ZT: Creating a national depository of open access journals which are properly cited and indexed, organized subject-wise and searchable online by all our academic institutions should be the next step. Essentially a well stocked and organized open access library should be accessible to our researchers. India has a National Knowledge Network (NKN) which provides high bandwidth connectivity to academic institutions. This repository should be made accessible over NKN. It is not enough to declare that Departments go open access. It is important to ensure that the all open access resources are available to our researchers we well.
JMM: How far has the open access movement in India translated to output of quality scientific research studies?
ZT: Open access is about access to knowledge. It will ensure that the work you do at your lab is now accessible by people at large. It does not mean that the quality of work you do in your lab improves. But access to knowledge has the potential to improve the quality of your research. Open access allows for the communication of research findings with taxpayers, which will lead to better returns for the taxpayers as the fruits of the tax money spend is available publicly for everyone to access. Whether this availability leads to better quality of scientific research studies is something unquantifiable as of now. So, open access resulting in output of quality scientific research studies is a correlation that I cannot make. Open Access has been recently adopted in India and there is no data available that allows me to make such a correlation.
The idea behind open access is that one makes public one’s work regardless of its quality or other considerations. Now, the question is whether doing so increases quality of output? There is a possibility that following an open access model will result in better review and feedback of works submitted but this is a very long process and there is no data in India to make such a claim.
[1] Job Michael Mathew is an intern at the Centre for Internet and Society. He is currently a student at Nalsar University of Law, Hyderabad.
[2] Zakir Thomas was the founding Project Director of Open Source Drug Discovery (OSDD) of the Council of Scientific and Industrial Research (CSIR) in India, where he led an open innovation drug discovery programme for tuberculosis (TB). He was also the head of the Director General’s Technical Cell, leading a team which provided technical and policy inputs to CSIR, including intellectual property issues.

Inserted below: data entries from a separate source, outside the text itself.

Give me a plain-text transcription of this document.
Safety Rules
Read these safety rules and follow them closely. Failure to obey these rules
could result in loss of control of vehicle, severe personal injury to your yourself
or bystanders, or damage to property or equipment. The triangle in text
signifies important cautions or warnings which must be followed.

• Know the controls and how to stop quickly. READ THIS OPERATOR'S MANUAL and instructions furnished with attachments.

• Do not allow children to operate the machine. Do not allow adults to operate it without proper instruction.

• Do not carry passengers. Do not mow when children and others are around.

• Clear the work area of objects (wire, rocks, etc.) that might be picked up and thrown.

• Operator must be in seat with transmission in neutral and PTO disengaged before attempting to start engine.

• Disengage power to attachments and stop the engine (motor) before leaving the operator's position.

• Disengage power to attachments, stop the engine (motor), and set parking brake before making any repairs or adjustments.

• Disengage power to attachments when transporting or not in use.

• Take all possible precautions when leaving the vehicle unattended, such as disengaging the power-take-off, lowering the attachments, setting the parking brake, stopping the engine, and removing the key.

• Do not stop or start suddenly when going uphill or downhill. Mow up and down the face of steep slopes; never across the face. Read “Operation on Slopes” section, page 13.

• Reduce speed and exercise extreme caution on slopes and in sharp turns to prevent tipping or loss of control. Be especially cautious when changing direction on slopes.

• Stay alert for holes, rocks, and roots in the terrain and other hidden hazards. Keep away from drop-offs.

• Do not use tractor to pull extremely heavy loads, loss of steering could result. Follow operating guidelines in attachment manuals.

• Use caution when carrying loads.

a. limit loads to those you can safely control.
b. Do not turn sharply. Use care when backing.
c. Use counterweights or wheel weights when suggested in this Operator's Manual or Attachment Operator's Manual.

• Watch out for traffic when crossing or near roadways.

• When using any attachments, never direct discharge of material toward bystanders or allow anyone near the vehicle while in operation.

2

He served as the Registrar of Copyrights of Government of India from 2000-2003 and as a Deputy Secretary in the Department of Higher Education of the Ministry of Human Resources Development. Professionally, he is an officer of the Indian Revenue Service with over 25 years of experience, currently posted as Commissioner of Income Tax at Delhi. He has worked at the Ministries of Finance, Science and Technology and Human Resources Development, in the fields of intellectual property, science and technology, e-governance and policy formulation.
Zakir holds an M.Sc. in Physics (Mahatma Gandhi University, Kerala), LL.B. (Delhi University), and a Masters in Intellectual Property, Commerce and Technology (Franklin Pierce Law Centre, University of New Hampshire in the U.S.)